Jean-Pierre Mercier : “Il faut des élus communistes révolutionnaires”18/02/20262026Journal/medias/journalarticle/images/2026/02/P4-5_2026_02_14_Meet_Municipales_21_JPM_C_LO.jpg.420x236_q85_box-0%2C30%2C800%2C481_crop_detail.jpg

Municipales 2026

Jean-Pierre Mercier : “Il faut des élus communistes révolutionnaires”

Illustration - “Il faut des élus communistes révolutionnaires”

Même à l’échelle d’une municipalité, un candidat qui prétend qu’une fois élu, il va changer la vie des habitants des quartiers populaires, est un menteur. Ceux qui font ces discours savent que les problèmes de la vie quotidienne du monde du travail ne peuvent pas se résoudre à l’échelle d’une commune. Même sur des sujets dits « locaux », leur marge de manœuvre est infime. Parce qu’il faut des moyens, et les communes n’en ont plus car l’État resserre les cordons de la bourse des dotations et des subventions.

L’État bourgeois réserve son argent à d’autres buts. Il le réserve à tenter de boucher le déficit abyssal qu’il a lui-même créé ; il le réserve pour donner 270 milliards d’euros par an aux capitalistes ; il le réserve pour faire exploser le budget militaire et préparer la guerre !

Demain, il y aura moins de crèches, moins de transports, moins de services de santé accessibles, moins de profs et moins d’instituteurs, pour qu’il y ait plus de Rafale, plus de chars, plus de bombes, plus de munitions !
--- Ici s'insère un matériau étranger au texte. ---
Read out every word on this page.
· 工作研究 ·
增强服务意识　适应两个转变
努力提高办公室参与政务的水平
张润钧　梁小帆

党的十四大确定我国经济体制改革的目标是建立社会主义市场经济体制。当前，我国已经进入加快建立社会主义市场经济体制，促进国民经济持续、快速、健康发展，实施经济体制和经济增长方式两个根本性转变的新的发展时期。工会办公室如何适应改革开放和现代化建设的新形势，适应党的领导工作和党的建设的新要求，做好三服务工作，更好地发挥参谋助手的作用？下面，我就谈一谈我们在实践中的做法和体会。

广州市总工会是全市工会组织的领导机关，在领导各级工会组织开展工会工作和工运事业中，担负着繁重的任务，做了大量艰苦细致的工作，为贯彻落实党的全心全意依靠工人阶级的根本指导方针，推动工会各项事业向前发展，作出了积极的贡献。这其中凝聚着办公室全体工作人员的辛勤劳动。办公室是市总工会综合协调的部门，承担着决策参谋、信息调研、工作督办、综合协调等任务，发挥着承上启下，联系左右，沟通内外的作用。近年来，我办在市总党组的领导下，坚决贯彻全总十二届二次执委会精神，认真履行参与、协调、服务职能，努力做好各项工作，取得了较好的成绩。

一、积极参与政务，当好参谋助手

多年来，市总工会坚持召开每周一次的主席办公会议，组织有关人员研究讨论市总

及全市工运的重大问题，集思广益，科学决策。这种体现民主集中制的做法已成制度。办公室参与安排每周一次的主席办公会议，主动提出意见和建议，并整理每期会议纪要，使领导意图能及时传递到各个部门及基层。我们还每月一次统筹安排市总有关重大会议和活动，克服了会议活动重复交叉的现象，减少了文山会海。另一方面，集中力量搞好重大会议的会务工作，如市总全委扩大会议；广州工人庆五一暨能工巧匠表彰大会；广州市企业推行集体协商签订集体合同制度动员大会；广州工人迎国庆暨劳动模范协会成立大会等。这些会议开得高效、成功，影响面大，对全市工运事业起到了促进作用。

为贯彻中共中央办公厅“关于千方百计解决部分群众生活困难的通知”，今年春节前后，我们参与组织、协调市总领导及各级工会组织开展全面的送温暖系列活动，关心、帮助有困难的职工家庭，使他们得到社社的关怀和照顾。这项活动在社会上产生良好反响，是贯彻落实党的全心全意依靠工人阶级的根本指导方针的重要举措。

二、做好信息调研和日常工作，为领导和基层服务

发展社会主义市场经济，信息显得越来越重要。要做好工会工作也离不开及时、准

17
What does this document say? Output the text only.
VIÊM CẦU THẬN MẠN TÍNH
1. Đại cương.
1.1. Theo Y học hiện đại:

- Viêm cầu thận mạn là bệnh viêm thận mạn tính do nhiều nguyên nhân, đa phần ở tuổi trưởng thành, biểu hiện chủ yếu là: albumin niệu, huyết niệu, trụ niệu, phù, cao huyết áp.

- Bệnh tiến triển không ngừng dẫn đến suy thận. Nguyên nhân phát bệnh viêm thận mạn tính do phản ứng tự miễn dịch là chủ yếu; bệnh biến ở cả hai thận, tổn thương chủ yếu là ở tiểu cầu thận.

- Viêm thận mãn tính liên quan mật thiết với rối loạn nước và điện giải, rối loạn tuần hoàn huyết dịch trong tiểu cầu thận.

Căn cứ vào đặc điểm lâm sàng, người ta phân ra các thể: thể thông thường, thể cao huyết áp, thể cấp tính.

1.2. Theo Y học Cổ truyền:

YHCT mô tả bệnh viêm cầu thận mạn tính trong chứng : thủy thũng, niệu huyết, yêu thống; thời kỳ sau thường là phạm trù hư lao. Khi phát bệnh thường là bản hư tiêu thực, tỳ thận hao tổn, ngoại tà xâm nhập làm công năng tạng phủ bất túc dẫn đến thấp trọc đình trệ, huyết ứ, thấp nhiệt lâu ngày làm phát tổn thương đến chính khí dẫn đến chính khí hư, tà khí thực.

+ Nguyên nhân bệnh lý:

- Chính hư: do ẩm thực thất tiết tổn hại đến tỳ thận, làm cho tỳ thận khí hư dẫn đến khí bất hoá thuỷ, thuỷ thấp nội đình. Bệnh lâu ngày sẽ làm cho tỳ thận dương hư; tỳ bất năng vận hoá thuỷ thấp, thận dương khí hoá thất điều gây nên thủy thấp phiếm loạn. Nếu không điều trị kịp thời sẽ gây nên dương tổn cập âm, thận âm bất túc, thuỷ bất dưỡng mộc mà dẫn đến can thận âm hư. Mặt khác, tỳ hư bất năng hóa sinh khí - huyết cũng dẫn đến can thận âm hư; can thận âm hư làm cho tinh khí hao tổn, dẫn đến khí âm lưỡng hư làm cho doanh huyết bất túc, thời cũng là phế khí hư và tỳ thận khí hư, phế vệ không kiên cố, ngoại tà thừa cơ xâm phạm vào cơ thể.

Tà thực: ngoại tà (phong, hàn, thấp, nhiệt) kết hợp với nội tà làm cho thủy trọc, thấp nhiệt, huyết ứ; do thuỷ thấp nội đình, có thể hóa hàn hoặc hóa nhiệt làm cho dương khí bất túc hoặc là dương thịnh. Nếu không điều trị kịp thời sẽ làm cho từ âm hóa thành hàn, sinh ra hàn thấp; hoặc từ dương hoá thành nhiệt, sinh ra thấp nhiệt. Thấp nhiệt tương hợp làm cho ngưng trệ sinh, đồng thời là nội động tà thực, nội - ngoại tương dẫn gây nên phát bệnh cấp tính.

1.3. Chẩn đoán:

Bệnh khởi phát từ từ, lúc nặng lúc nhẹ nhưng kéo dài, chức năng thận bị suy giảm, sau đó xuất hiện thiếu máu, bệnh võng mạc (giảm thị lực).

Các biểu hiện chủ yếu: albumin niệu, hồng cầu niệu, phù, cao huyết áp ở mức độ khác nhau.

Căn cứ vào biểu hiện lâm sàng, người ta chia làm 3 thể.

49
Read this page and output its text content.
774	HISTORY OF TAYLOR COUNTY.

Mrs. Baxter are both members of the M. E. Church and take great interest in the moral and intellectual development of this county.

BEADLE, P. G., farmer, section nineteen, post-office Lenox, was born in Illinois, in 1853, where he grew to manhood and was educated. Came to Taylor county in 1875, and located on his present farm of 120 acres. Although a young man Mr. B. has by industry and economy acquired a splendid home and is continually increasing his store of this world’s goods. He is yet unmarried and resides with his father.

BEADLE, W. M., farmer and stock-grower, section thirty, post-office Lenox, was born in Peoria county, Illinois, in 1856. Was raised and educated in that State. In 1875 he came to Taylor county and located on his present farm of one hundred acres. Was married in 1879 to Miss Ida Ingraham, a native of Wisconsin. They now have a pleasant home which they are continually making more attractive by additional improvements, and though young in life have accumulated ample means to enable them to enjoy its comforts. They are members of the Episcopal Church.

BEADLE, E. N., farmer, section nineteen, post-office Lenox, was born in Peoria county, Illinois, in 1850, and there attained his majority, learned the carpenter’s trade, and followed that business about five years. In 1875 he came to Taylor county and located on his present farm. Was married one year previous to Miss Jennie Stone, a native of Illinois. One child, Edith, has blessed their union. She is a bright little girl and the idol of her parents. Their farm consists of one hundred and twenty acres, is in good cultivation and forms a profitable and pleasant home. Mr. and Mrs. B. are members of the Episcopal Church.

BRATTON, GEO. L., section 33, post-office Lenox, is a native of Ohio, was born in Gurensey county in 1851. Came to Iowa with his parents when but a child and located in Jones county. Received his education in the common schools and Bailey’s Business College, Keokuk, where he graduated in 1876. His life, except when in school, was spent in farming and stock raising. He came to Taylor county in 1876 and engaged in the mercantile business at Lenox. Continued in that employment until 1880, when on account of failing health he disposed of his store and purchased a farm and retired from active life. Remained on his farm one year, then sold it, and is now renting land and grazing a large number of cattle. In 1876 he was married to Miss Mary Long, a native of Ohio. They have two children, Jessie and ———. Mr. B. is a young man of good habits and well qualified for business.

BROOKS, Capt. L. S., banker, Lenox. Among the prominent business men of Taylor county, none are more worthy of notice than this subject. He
Une politique et ses conséquences locales

Voilà la logique du système capitaliste, voilà ce qu’il faut dénoncer, plutôt que de faire des promesses qui ne seront jamais tenues ! Il est absurde et vain de tenter de séparer « le local » du « national ». Parce que c’est bien l’État qui finance les communes et que ces financements se réduisent comme peau de chagrin. Mais aussi parce que tous les problèmes de la société capitaliste, de l’État capitaliste, rejaillissent tôt ou tard à l’échelle locale.

En disant cela, je ne veux pas dire qu’avoir des élus communistes et révolutionnaires dans une commune ne sert à rien. Nous ne nous présentons pas seulement pour défendre des idées. Nous souhaitons avoir des élus et là où nous en aurons, nous aurons l’occasion de montrer comment peuvent agir des élus communistes révolutionnaires dans une municipalité. Nous espérons bien avoir des élus partout où cela sera possible parce qu’avoir des travailleurs communistes dans un conseil municipal peut être un point d’appui et une aide utile pour les travailleurs d’une commune.

Cela permet parfois d’avoir accès à des informations et donc de pouvoir les rendre publiques. Cela permet de relayer, au conseil municipal, les engagements et les luttes des travailleurs, des chômeurs, des habitants des quartiers populaires.

Rien ne remplacera la mobilisation

Je peux prendre l’exemple de Poissy, dans les Yvelines, où je suis candidat. Cette commune abrite l’usine Stellantis où je travaille avec plus de 2 000 travailleurs, que le groupe a décidé de liquider. Cette fermeture a comme seul objectif de protéger les dividendes des actionnaires, des Peugeot et des Agnelli. Elle fait aussi le bonheur des politiciens locaux, à commencer par le député macroniste Karl Olive, l’ancien maire de la commune, qui se vante d’avoir mis en relation la direction de Stellantis et celle du PSG, pour que le Qatar puisse acheter à prix d’or les terrains de l’usine afin que le PSG installe son futur stade et ses centres commerciaux. Qu’un militant ouvrier de Stellantis soit demain élu conseiller municipal serait la certitude que toutes ces manœuvres – ou du moins celles dont nous serions témoins – seraient publiquement dénoncées.

Alors bien sûr, rien ne remplacera la mobilisation des travailleurs et sans une telle mobilisation, avoir ou pas des élus au conseil municipal de Poissy ne changera strictement rien. Mais à l’inverse, si des luttes éclatent, des élus pourront jouer ce rôle de porte-voix et de relais des travailleurs, et cela ne pourra qu’être positif.

Nous sommes communistes, et cela signifie d’abord dire la vérité aux travailleurs, les éclairer sur la situation, leur enseigner, comme disait le militant ouvrier Fernand Pelloutier au 19e siècle, « la science de leur malheur ».

Qu’importe si, avec ce qu’est l’état d’esprit de la classe ouvrière aujourd’hui, dire la vérité conduit à ne recueillir que de faibles scores électoraux. Nous ne sommes pas électoralistes. Ce sont ceux qui voteront pour nous, quel que soit leur nombre, qui auront raison, parce que leur vote signifiera qu’ils ont les yeux bien ouverts sur la réalité de leur condition de travailleurs, et ne se font pas embobiner par le baratin de leurs ennemis.